The Hofburg is the former principal imperial palace in the center of Vienna, Austria. Built in the 13th century and expanded in the centuries since, the palace has been the seat of power of the Habsburg dynasty rulers, and today the official residence and workplace of the President of Austria. It also served as the imperial winter residence, as Schönbrunn Palace was the summer residence.
Since 1279 the Hofburg area has been the documented seat of government. The Hofburg has been expanded over the centuries to include various residences (with the Amalienburg and the Albertina), the imperial chapel (Hofkapelle or Burgkapelle), the imperial library (Hofbibliothek), the treasury (Schatzkammer), the Burgtheater, the Spanish Riding School (Hofreitschule), the imperial mews (Stallburg and Hofstallungen).

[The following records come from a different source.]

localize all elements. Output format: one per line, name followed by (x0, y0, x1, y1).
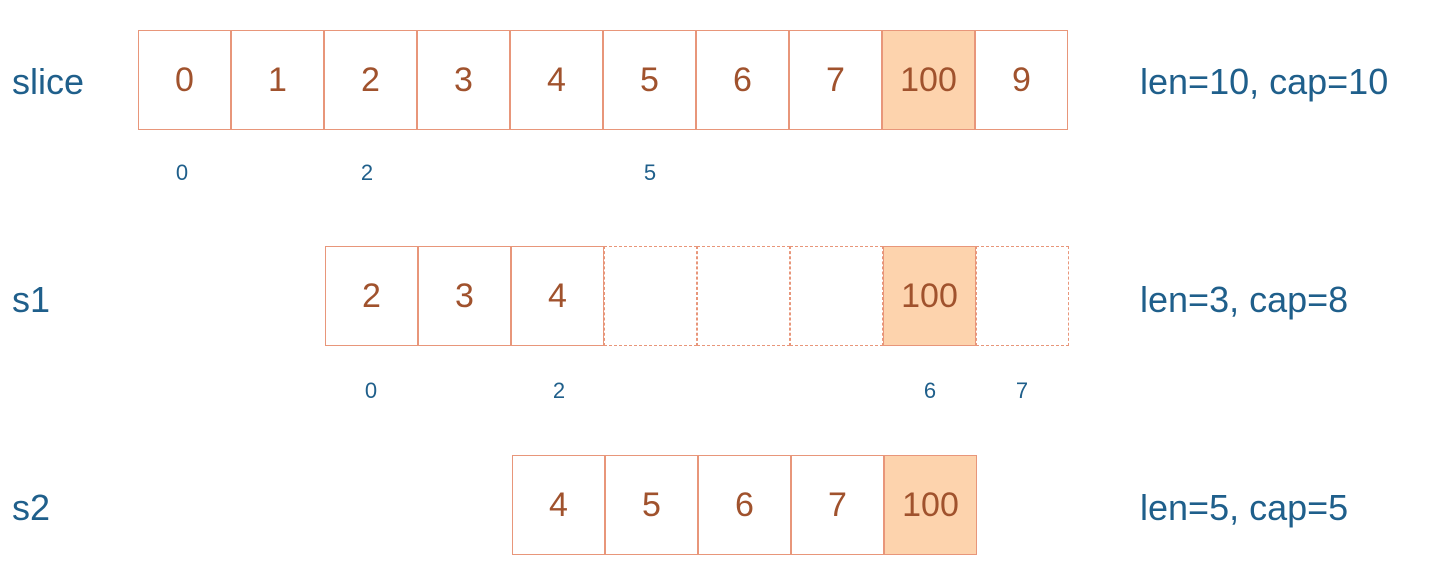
cell: 4 (511, 246, 604, 346)
cell: 9 (975, 30, 1068, 130)
row-label-s2: s2 (12, 487, 51, 528)
cell: 100 (884, 455, 977, 555)
cell: 6 (698, 455, 791, 555)
cell (697, 246, 790, 346)
cell (976, 246, 1069, 346)
cell: 3 (417, 30, 510, 130)
index-label: 2 (360, 160, 374, 185)
cell: 100 (883, 246, 976, 346)
index-label: 0 (175, 160, 189, 185)
cell: 2 (325, 246, 418, 346)
cell (790, 246, 883, 346)
cell: 7 (791, 455, 884, 555)
cell: 3 (418, 246, 511, 346)
cell (604, 246, 697, 346)
cell: 1 (231, 30, 324, 130)
cell: 100 (882, 30, 975, 130)
row-label-slice: slice (12, 61, 85, 102)
slice-len-cap-info: len=10, cap=10 (1140, 61, 1389, 102)
cell: 6 (696, 30, 789, 130)
cell: 4 (512, 455, 605, 555)
index-label: 0 (364, 378, 378, 403)
cell: 2 (324, 30, 417, 130)
row-label-s1: s1 (12, 279, 51, 320)
index-label: 5 (643, 160, 657, 185)
index-label: 6 (923, 378, 937, 403)
index-label: 7 (1015, 378, 1029, 403)
cell: 0 (138, 30, 231, 130)
s2-len-cap-info: len=5, cap=5 (1140, 487, 1349, 528)
s1-len-cap-info: len=3, cap=8 (1140, 279, 1349, 320)
cell: 5 (605, 455, 698, 555)
cell: 7 (789, 30, 882, 130)
index-label: 2 (552, 378, 566, 403)
cell: 5 (603, 30, 696, 130)
cell: 4 (510, 30, 603, 130)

The palace faces the Heldenplatz (Heroes Square) ordered under the reign of Emperor Francis Joseph I, as part of what was planned to become the Kaiserforum but which was never completed.

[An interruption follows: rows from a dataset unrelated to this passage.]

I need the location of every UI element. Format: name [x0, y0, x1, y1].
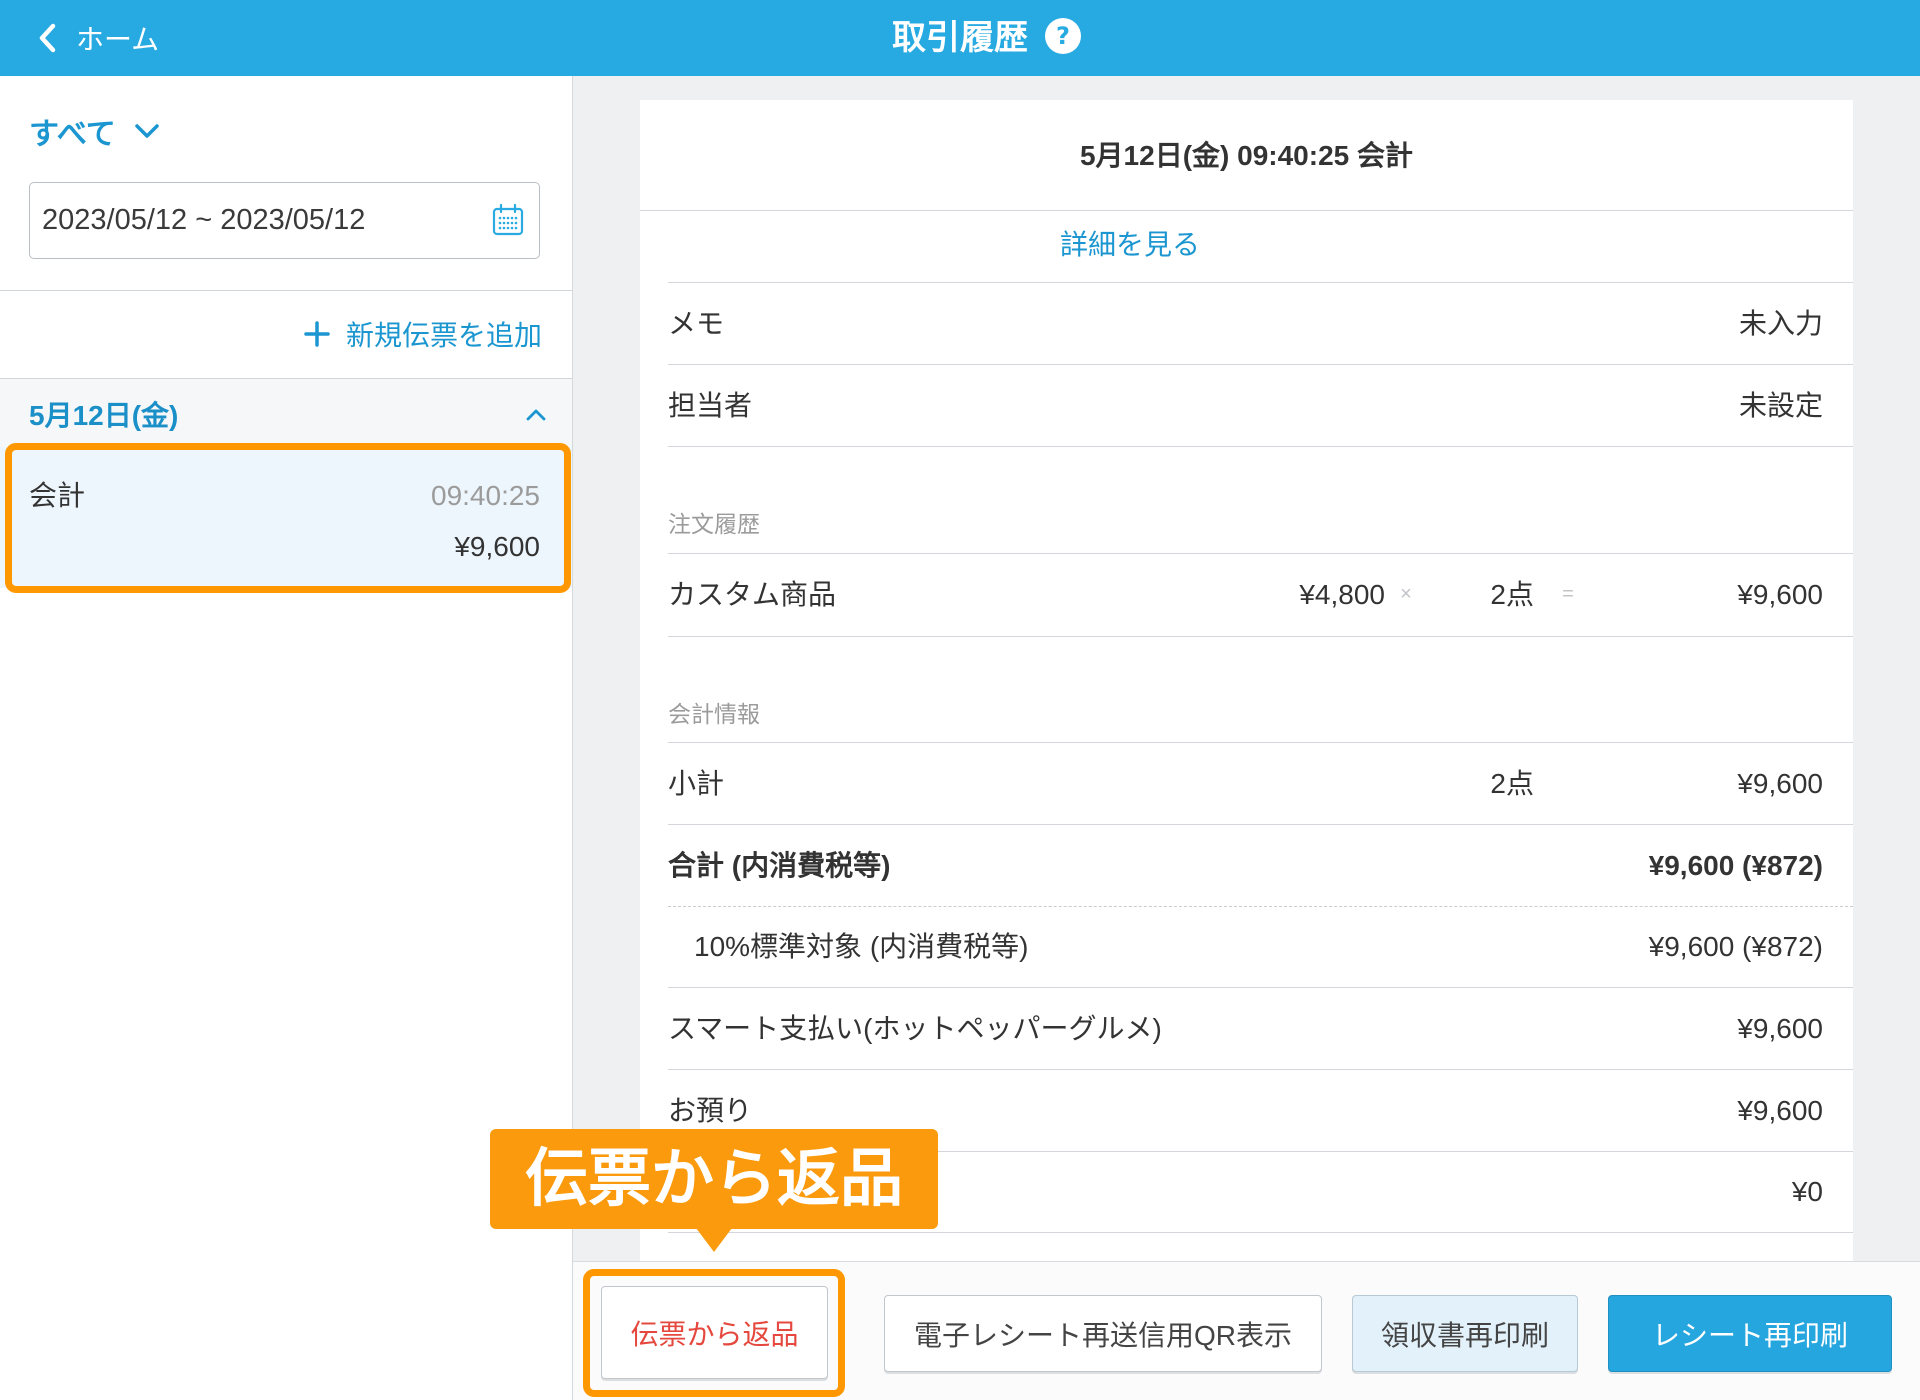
order-item-row: カスタム商品 ¥4,800 × 2点 = ¥9,600	[668, 554, 1853, 637]
subtotal-value: ¥9,600	[1737, 768, 1823, 799]
plus-icon	[304, 321, 330, 347]
equals-sign: =	[1562, 583, 1574, 605]
payment-info-section: 会計情報	[668, 637, 1853, 743]
transaction-type: 会計	[29, 480, 86, 511]
total-value: ¥9,600 (¥872)	[1648, 850, 1823, 881]
divider	[0, 290, 572, 291]
show-e-receipt-qr-button[interactable]: 電子レシート再送信用QR表示	[884, 1295, 1322, 1372]
add-new-slip-button[interactable]: 新規伝票を追加	[304, 312, 542, 356]
chevron-left-icon	[39, 23, 56, 53]
tax-standard-value: ¥9,600 (¥872)	[1648, 931, 1823, 962]
back-button[interactable]: ホーム	[38, 0, 159, 76]
filter-label: すべて	[29, 118, 116, 151]
transaction-list-item[interactable]: 会計 09:40:25 ¥9,600	[0, 447, 572, 588]
order-history-heading: 注文履歴	[668, 511, 760, 537]
app-header: ホーム 取引履歴	[0, 0, 1920, 76]
order-item-quantity: 2点	[1490, 579, 1534, 610]
chevron-down-icon	[134, 124, 159, 138]
order-history-section: 注文履歴	[668, 447, 1853, 554]
detail-title: 5月12日(金) 09:40:25 会計	[640, 100, 1853, 211]
transaction-detail-card: 5月12日(金) 09:40:25 会計 詳細を見る メモ 未入力 担当者 未設…	[640, 100, 1853, 1261]
filter-dropdown[interactable]: すべて	[29, 110, 160, 152]
reprint-invoice-button[interactable]: 領収書再印刷	[1352, 1295, 1578, 1372]
deposit-value: ¥9,600	[1737, 1095, 1823, 1126]
total-label: 合計 (内消費税等)	[668, 850, 891, 881]
help-icon[interactable]	[1045, 18, 1081, 54]
annotation-callout: 伝票から返品	[490, 1129, 938, 1229]
order-item-total: ¥9,600	[1737, 579, 1823, 610]
change-value: ¥0	[1791, 1176, 1823, 1207]
action-bar: 伝票から返品 電子レシート再送信用QR表示 領収書再印刷 レシート再印刷	[573, 1261, 1920, 1400]
date-range-field[interactable]: 2023/05/12 ~ 2023/05/12	[29, 182, 540, 259]
add-new-slip-label: 新規伝票を追加	[345, 320, 542, 351]
staff-label: 担当者	[668, 390, 753, 421]
date-group-label: 5月12日(金)	[29, 400, 179, 431]
subtotal-quantity: 2点	[1490, 768, 1534, 799]
smart-payment-label: スマート支払い(ホットペッパーグルメ)	[668, 1013, 1162, 1044]
order-item-name: カスタム商品	[668, 579, 837, 610]
staff-value: 未設定	[1738, 390, 1823, 421]
smart-payment-value: ¥9,600	[1737, 1013, 1823, 1044]
transaction-time: 09:40:25	[431, 480, 540, 511]
subtotal-label: 小計	[668, 768, 725, 799]
order-item-unit-price: ¥4,800	[1299, 579, 1385, 610]
staff-row[interactable]: 担当者 未設定	[668, 365, 1853, 447]
tax-standard-row: 10%標準対象 (内消費税等) ¥9,600 (¥872)	[668, 907, 1853, 988]
total-row: 合計 (内消費税等) ¥9,600 (¥872)	[668, 825, 1853, 907]
back-label: ホーム	[76, 24, 160, 55]
transaction-amount: ¥9,600	[454, 531, 540, 562]
memo-value: 未入力	[1738, 308, 1823, 339]
page-title: 取引履歴	[892, 19, 1028, 57]
tax-standard-label: 10%標準対象 (内消費税等)	[694, 931, 1029, 962]
annotation-callout-arrow	[696, 1228, 732, 1252]
memo-row[interactable]: メモ 未入力	[668, 283, 1853, 365]
date-range-value: 2023/05/12 ~ 2023/05/12	[42, 204, 366, 236]
payment-info-heading: 会計情報	[668, 701, 760, 727]
return-from-slip-button[interactable]: 伝票から返品	[601, 1286, 828, 1379]
memo-label: メモ	[668, 308, 725, 339]
subtotal-row: 小計 2点 ¥9,600	[668, 743, 1853, 825]
transaction-sidebar: すべて 2023/05/12 ~ 2023/05/12 新規伝票を追加 5月12…	[0, 76, 573, 1400]
view-details-link[interactable]: 詳細を見る	[1040, 211, 1220, 282]
smart-payment-row: スマート支払い(ホットペッパーグルメ) ¥9,600	[668, 988, 1853, 1070]
details-row: 詳細を見る	[668, 211, 1853, 283]
calendar-icon[interactable]	[491, 203, 525, 237]
chevron-up-icon[interactable]	[526, 409, 546, 421]
multiply-sign: ×	[1400, 583, 1412, 605]
date-group-header[interactable]: 5月12日(金)	[0, 379, 572, 447]
reprint-receipt-button[interactable]: レシート再印刷	[1608, 1295, 1892, 1372]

Numerous architects have executed work at the Hofburg as it expanded, notably the Italian architect-engineer Filiberto Luchese, Lodovico Burnacini and Martino and Domenico Carlone, the Baroque architects Lukas von Hildebrandt and Joseph Emanuel Fischer von Erlach, Johann Fischer von Erlach, and the architects of the Neue Burg built between 1881 and 1913.